A company’s behavior is as important as its economic performance or the quality of its products. How do you interpret this saying?
In the farming space, drones are currently providing aerial images to farmers identifying problem areas. However, farmers still need to use pest control advisors to carryout ground truth-ing to identify the cause of the problems shown from these aerial images. Hence, no real cost savings to farmers, only leaving them instead with a feeling of uncertainty towards Ag technology. Our technology, on the other hand, promises and can demonstrate cost savings as we reduce the time associated with using expensive pest control advisors.
Is your company a leader or follower?
Our company will be a leader in our space, and as such will lead with a set of core values that farmers and other stakeholders can acknowledge.
‘Leaders cannot optimize results by themselves; they need employees’ support and assistance.’ How does your company interpret this saying?
Well, I would say that successful companies are those that have found ways to be more transparent and open with their supply base. At an early stage in my career, a mentor once told me that, “no man is an island” and this has stayed with me throughout my business life. Within our start-up, we tend to run at a fast pace. We all share in the vision of the company, and decisions are made at the ground level, similar to the concept of Kaizen, we empower our key individuals to make decisions that they are comfortable with being accountable for. During our team meetings, everyone is aware of our progress and shortcomings with a mindset that successes are rewarded.
What do you feel are the reasons behind your company’s reputation?
Disruptive new drone technology that saves farmers significant amounts on costs, while improving yields. The halo effect from the commercialization of drones has helped farmers to get better acquainted with the technology. Farm data is considered Big Data and our drone has the ability to collect such data in a meaningful and rapid way. As farmers adopt AI, farm data will be a critical enabler to that space.

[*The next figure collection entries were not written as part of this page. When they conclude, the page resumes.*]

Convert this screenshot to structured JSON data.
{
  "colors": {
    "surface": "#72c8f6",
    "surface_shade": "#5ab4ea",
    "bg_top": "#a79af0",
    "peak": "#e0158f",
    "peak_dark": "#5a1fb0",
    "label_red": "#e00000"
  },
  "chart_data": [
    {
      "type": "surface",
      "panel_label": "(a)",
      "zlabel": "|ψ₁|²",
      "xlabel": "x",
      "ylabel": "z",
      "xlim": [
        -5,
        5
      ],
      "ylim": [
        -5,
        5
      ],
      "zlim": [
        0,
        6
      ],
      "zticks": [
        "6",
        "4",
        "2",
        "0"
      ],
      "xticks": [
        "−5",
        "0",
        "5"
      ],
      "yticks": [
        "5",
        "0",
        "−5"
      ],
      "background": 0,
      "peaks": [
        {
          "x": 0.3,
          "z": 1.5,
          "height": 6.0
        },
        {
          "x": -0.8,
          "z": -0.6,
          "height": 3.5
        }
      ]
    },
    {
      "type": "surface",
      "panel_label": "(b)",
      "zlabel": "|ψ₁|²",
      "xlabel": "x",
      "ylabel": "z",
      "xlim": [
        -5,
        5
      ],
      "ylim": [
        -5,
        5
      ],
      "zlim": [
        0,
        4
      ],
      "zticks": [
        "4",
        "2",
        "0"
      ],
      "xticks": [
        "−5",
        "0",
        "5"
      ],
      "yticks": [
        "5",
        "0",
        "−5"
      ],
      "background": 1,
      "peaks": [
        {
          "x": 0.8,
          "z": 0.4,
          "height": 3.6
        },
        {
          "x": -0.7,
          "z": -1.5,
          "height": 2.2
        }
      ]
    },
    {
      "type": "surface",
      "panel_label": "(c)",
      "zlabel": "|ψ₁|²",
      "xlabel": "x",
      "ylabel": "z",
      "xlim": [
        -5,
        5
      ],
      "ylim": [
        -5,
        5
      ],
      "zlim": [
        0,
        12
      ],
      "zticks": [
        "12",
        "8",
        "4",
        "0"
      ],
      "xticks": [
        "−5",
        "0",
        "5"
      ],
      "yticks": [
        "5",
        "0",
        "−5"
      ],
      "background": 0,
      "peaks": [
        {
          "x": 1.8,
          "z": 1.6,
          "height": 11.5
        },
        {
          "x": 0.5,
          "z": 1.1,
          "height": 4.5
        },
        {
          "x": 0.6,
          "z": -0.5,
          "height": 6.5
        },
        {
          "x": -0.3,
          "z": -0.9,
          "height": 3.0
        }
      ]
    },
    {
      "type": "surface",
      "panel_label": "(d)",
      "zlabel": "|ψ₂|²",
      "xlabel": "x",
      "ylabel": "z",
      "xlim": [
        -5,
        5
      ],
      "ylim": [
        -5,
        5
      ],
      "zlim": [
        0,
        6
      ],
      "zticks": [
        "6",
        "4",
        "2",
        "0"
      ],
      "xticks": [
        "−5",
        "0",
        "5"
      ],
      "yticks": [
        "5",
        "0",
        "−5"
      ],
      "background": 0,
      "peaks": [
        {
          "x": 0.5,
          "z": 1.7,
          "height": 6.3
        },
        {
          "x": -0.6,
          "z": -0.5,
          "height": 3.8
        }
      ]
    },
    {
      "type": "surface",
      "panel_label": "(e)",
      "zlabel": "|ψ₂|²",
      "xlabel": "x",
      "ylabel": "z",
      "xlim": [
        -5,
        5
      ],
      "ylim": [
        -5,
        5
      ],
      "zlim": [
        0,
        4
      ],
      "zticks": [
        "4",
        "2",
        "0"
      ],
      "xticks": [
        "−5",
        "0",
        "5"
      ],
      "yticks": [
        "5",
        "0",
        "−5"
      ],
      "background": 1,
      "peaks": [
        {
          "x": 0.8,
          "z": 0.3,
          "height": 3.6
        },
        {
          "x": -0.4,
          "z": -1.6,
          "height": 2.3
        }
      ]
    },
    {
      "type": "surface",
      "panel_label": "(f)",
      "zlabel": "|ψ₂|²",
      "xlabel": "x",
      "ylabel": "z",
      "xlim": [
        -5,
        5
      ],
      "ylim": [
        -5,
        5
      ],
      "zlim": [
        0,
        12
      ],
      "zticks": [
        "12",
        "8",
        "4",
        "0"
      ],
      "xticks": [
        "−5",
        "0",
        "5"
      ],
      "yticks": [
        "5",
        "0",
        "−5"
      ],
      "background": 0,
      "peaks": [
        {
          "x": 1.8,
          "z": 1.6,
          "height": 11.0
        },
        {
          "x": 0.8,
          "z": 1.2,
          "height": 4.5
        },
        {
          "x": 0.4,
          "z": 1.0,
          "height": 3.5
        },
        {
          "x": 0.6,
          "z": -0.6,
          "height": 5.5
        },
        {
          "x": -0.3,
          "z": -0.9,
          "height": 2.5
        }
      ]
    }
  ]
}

Where do you see your company a couple of years from now?
We intend to focus our attention on the grape farmers and then move onto nuts and orchards. This will be accomplished against a backdrop of existing and bolt-on technologies, such as the soil probing capabilities. Manufacturing will be outsourced with go to market strategies through large distributions and pest control advisors that service the farming industry.
"At SCA, we are driven by the desire to improve food quality and production worldwide. As our technology improves, we see a future where agricultural science, mechanical engineering, and machine learning come together in the form of a productive, efficient, and cost-effective process.”